Coronavirus : les femmes agissent, les hommes commentent

Aides soignantes, infirmières, caissières, préparatrices en pharmacie et bien d’autres femmes sont en France, et dans de nombreux pays, au front pour lutter contre une pandémie à l’origine de plus d’1 million de décès dans le monde.

« Ce qui fait tenir la société, c’est d’abord une bande de femmes. Depuis longtemps, ce sont les femmes qui portent les métiers de soin ». Christiane Taubira

Les femmes représentent 70 % du personnel médical et 85 % du personnel infirmier des hôpitaux à  travers  le  monde.  En  France  ces  chiffres  s’élèvent  à  78  %  pour  le  personnel  médical  et  90  % pour les infirmières (source:OMS). Largement majoritaires parmi le personnel soignant, mais également dans les secteurs essentiels au bon fonctionnement de notre société comme l’a souligné l’ancienne Garde des Sceaux, Christiane Taubira, les femmes sont en première ligne pour lutter contre la COVID-19. Mais cette place centrale demeure dévalorisée, elles restent sous représentées dans les instances chargées de la gestion de la crise mais également dans les médias.

L’Institut  national  de  la  statistique  et  des  études  économiques  (Insee)  a  mis  en  lumière  des chiffres frappants quant à la sur-représentation des femmes dans les métiers directement exposés  au virus, près de 90% du personnel caissier sont des caissières, ce qui représente près de 135 000 femmes à travers la France. 98% des aides ménagères et des aides à domicile sont également des femmes.

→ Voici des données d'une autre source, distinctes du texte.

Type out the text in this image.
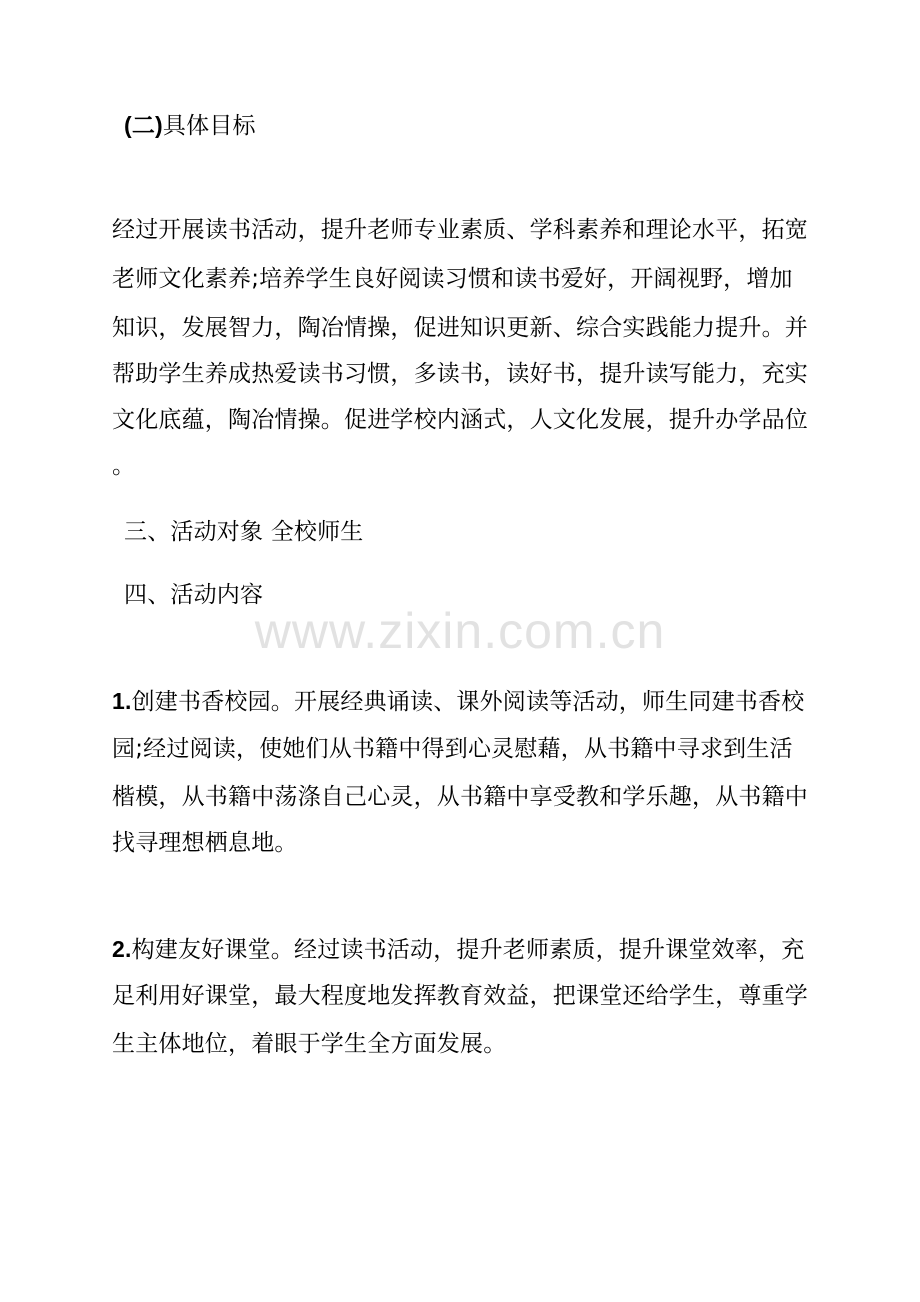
(二)具体目标
经过开展读书活动，提升老师专业素质、学科素养和理论水平，拓宽
老师文化素养;培养学生良好阅读习惯和读书爱好，开阔视野，增加
知识，发展智力，陶冶情操，促进知识更新、综合实践能力提升。并
帮助学生养成热爱读书习惯，多读书，读好书，提升读写能力，充实
文化底蕴，陶冶情操。促进学校内涵式，人文化发展，提升办学品位
。
三、活动对象 全校师生
四、活动内容
www.zixin.com.cn
1.创建书香校园。开展经典诵读、课外阅读等活动，师生同建书香校
园;经过阅读，使她们从书籍中得到心灵慰藉，从书籍中寻求到生活
楷模，从书籍中荡涤自己心灵，从书籍中享受教和学乐趣，从书籍中
找寻理想栖息地。
2.构建友好课堂。经过读书活动，提升老师素质，提升课堂效率，充
足利用好课堂，最大程度地发挥教育效益，把课堂还给学生，尊重学
生主体地位，着眼于学生全方面发展。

« Je travaille dans un supermarché et suis en première ligne pour gérer le stress et l’incivisme des clients, gérer leurs états d’âmes en temps normal est déjà difficile, cela l’est davantage en cette période. Il faut se préparer à leurs remarques, leur manque de respect et à gérer leur panique. J’ai remarqué qu’entre eux, ils faisaient bien attention à garder leur distance de sécurité, ils respectent. Cependant, la plupart a l’air de croire que les caissiers sont immunisés contre la COVID-19. Ils n’hésitent pas à s’approcher de nous pour nous poser de nombreuses questions ou nous parler. J’ai l’impression que s’ils pouvaient nous faire la bise, ils le feraient ». Elsa M, employée dans un supermarché au Huffingtonpost.

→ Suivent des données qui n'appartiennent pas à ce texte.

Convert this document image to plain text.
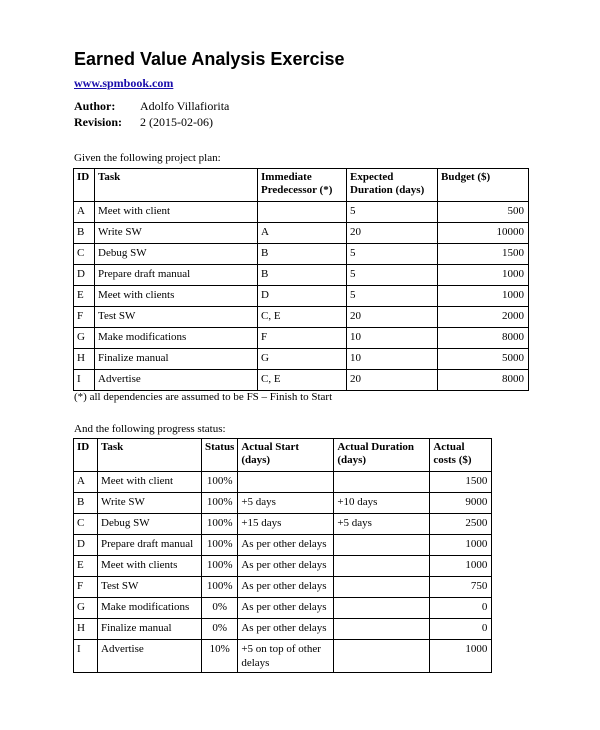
Earned Value Analysis Exercise
www.spmbook.com
Author: Adolfo Villafiorita
Revision: 2 (2015-02-06)
Given the following project plan:
ID	Task	Immediate Predecessor (*)	Expected Duration (days)	Budget ($)
A	Meet with client		5	500
B	Write SW	A	20	10000
C	Debug SW	B	5	1500
D	Prepare draft manual	B	5	1000
E	Meet with clients	D	5	1000
F	Test SW	C, E	20	2000
G	Make modifications	F	10	8000
H	Finalize manual	G	10	5000
I	Advertise	C, E	20	8000
(*) all dependencies are assumed to be FS – Finish to Start
And the following progress status:
ID	Task	Status	Actual Start (days)	Actual Duration (days)	Actual costs ($)
A	Meet with client	100%			1500
B	Write SW	100%	+5 days	+10 days	9000
C	Debug SW	100%	+15 days	+5 days	2500
D	Prepare draft manual	100%	As per other delays		1000
E	Meet with clients	100%	As per other delays		1000
F	Test SW	100%	As per other delays		750
G	Make modifications	0%	As per other delays		0
H	Finalize manual	0%	As per other delays		0
I	Advertise	10%	+5 on top of other delays		1000
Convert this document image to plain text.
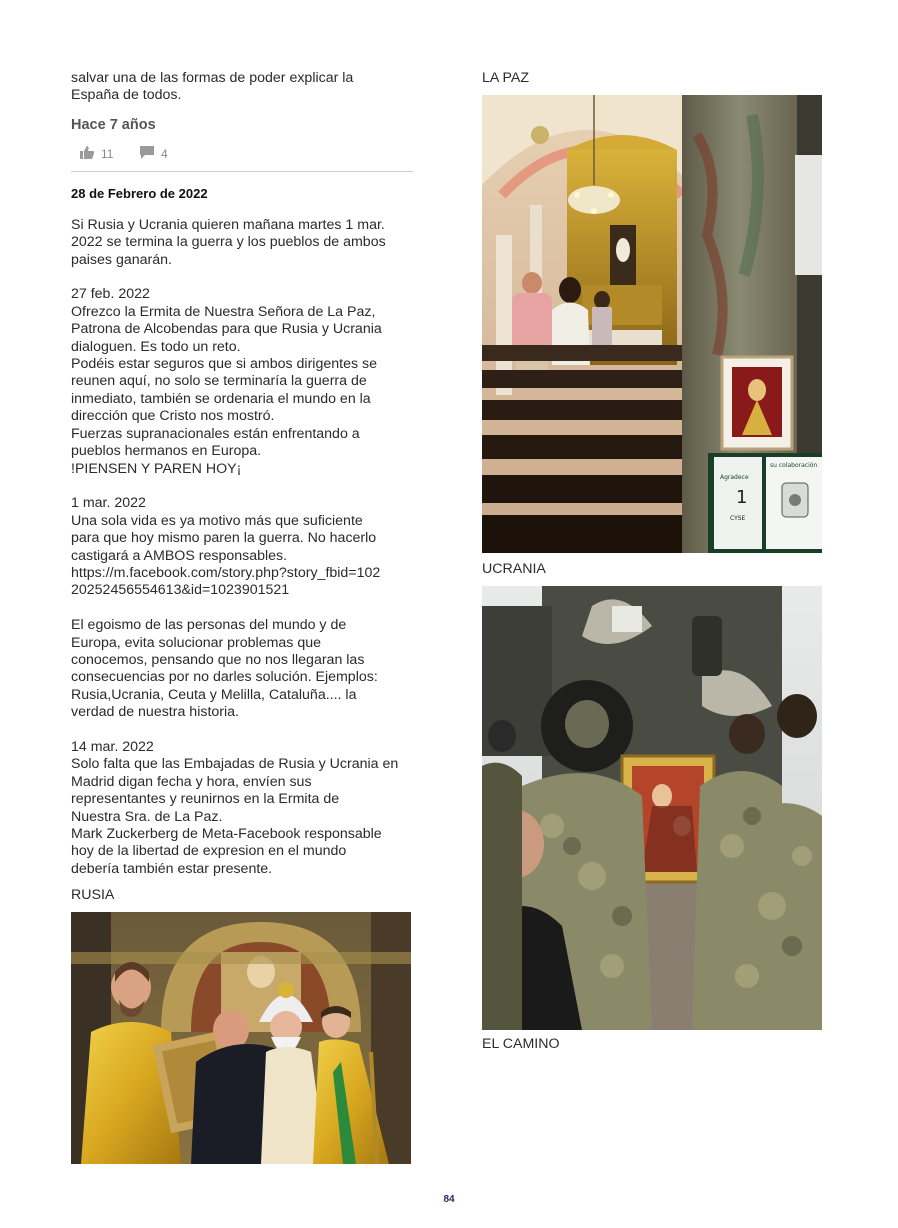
salvar una de las formas de poder explicar la
España de todos.

Hace 7 años
11	4
28 de Febrero de 2022

Si Rusia y Ucrania quieren mañana martes 1 mar.
2022 se termina la guerra y los pueblos de ambos
paises ganarán.

27 feb. 2022
Ofrezco la Ermita de Nuestra Señora de La Paz,
Patrona de Alcobendas para que Rusia y Ucrania
dialoguen. Es todo un reto.
Podéis estar seguros que si ambos dirigentes se
reunen aquí, no solo se terminaría la guerra de
inmediato, también se ordenaria el mundo en la
dirección que Cristo nos mostró.
Fuerzas supranacionales están enfrentando a
pueblos hermanos en Europa.
!PIENSEN Y PAREN HOY¡

1 mar. 2022
Una sola vida es ya motivo más que suficiente
para que hoy mismo paren la guerra. No hacerlo
castigará a AMBOS responsables.
https://m.facebook.com/story.php?story_fbid=102
20252456554613&id=1023901521

El egoismo de las personas del mundo y de
Europa, evita solucionar problemas que
conocemos, pensando que no nos llegaran las
consecuencias por no darles solución. Ejemplos:
Rusia,Ucrania, Ceuta y Melilla, Cataluña.... la
verdad de nuestra historia.

14 mar. 2022
Solo falta que las Embajadas de Rusia y Ucrania en
Madrid digan fecha y hora, envíen sus
representantes y reunirnos en la Ermita de
Nuestra Sra. de La Paz.
Mark Zuckerberg de Meta-Facebook responsable
hoy de la libertad de expresion en el mundo
debería también estar presente.

RUSIA
LA PAZ
Agradece
su colaboración
1
CYSE
UCRANIA
EL CAMINO
84
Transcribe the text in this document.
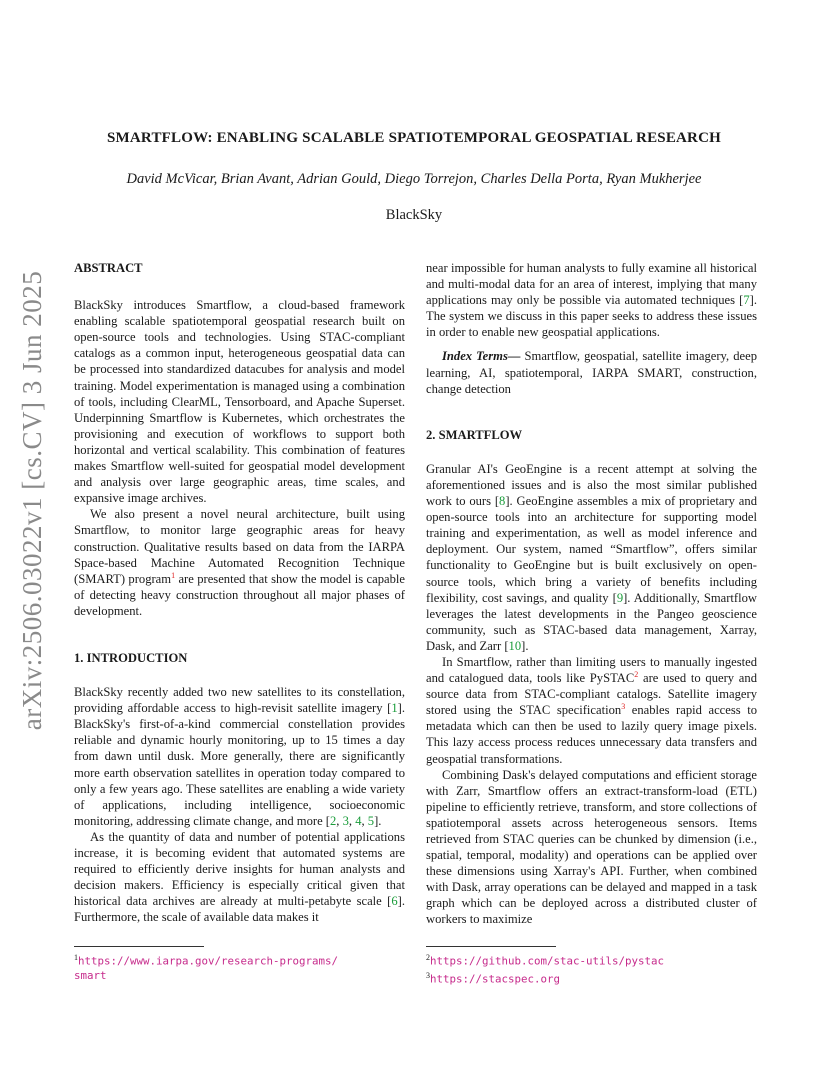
arXiv:2506.03022v1 [cs.CV] 3 Jun 2025
SMARTFLOW: ENABLING SCALABLE SPATIOTEMPORAL GEOSPATIAL RESEARCH
David McVicar, Brian Avant, Adrian Gould, Diego Torrejon, Charles Della Porta, Ryan Mukherjee
BlackSky

ABSTRACT

BlackSky introduces Smartflow, a cloud-based framework enabling scalable spatiotemporal geospatial research built on open-source tools and technologies. Using STAC-compliant catalogs as a common input, heterogeneous geospatial data can be processed into standardized datacubes for analysis and model training. Model experimentation is managed using a combination of tools, including ClearML, Tensorboard, and Apache Superset. Underpinning Smartflow is Kubernetes, which orchestrates the provisioning and execution of workflows to support both horizontal and vertical scalability. This combination of features makes Smartflow well-suited for geospatial model development and analysis over large geographic areas, time scales, and expansive image archives.

We also present a novel neural architecture, built using Smartflow, to monitor large geographic areas for heavy construction. Qualitative results based on data from the IARPA Space-based Machine Automated Recognition Technique (SMART) program$^1$ are presented that show the model is capable of detecting heavy construction throughout all major phases of development.

1. INTRODUCTION

BlackSky recently added two new satellites to its constellation, providing affordable access to high-revisit satellite imagery [1]. BlackSky's first-of-a-kind commercial constellation provides reliable and dynamic hourly monitoring, up to 15 times a day from dawn until dusk. More generally, there are significantly more earth observation satellites in operation today compared to only a few years ago. These satellites are enabling a wide variety of applications, including intelligence, socioeconomic monitoring, addressing climate change, and more [2, 3, 4, 5].

As the quantity of data and number of potential applications increase, it is becoming evident that automated systems are required to efficiently derive insights for human analysts and decision makers. Efficiency is especially critical given that historical data archives are already at multi-petabyte scale [6]. Furthermore, the scale of available data makes it

$^1$https://www.iarpa.gov/research-programs/
smart

near impossible for human analysts to fully examine all historical and multi-modal data for an area of interest, implying that many applications may only be possible via automated techniques [7]. The system we discuss in this paper seeks to address these issues in order to enable new geospatial applications.

Index Terms— Smartflow, geospatial, satellite imagery, deep learning, AI, spatiotemporal, IARPA SMART, construction, change detection

2. SMARTFLOW

Granular AI's GeoEngine is a recent attempt at solving the aforementioned issues and is also the most similar published work to ours [8]. GeoEngine assembles a mix of proprietary and open-source tools into an architecture for supporting model training and experimentation, as well as model inference and deployment. Our system, named “Smartflow”, offers similar functionality to GeoEngine but is built exclusively on open-source tools, which bring a variety of benefits including flexibility, cost savings, and quality [9]. Additionally, Smartflow leverages the latest developments in the Pangeo geoscience community, such as STAC-based data management, Xarray, Dask, and Zarr [10].

In Smartflow, rather than limiting users to manually ingested and catalogued data, tools like PySTAC$^2$ are used to query and source data from STAC-compliant catalogs. Satellite imagery stored using the STAC specification$^3$ enables rapid access to metadata which can then be used to lazily query image pixels. This lazy access process reduces unnecessary data transfers and geospatial transformations.

Combining Dask's delayed computations and efficient storage with Zarr, Smartflow offers an extract-transform-load (ETL) pipeline to efficiently retrieve, transform, and store collections of spatiotemporal assets across heterogeneous sensors. Items retrieved from STAC queries can be chunked by dimension (i.e., spatial, temporal, modality) and operations can be applied over these dimensions using Xarray's API. Further, when combined with Dask, array operations can be delayed and mapped in a task graph which can be deployed across a distributed cluster of workers to maximize

$^2$https://github.com/stac-utils/pystac
$^3$https://stacspec.org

« Travailler en ce moment, c’est fondamental pour moi, il y a de nombreuses personnes âgées isolées dans leurs maisons, sans visites de leurs proches donc grâce à mes collègues et moi, ils ont un contact humain. Je sais très bien que si je ne viens pas chez certain(e)s, ils/elles ne vont pas s’alimenter, ils ne vont pas réchauffer leurs plats. On m’a remercié dernièrement de mon travail et de ma présence. On m’a même dit que ma profession n’a pas été mise en valeur dans les médias. Avec ce virus, on parle de mon métier mais après, on va m’oublier ». Frédérique, aide à domicile auprès de personnes âgées à Aufeminin.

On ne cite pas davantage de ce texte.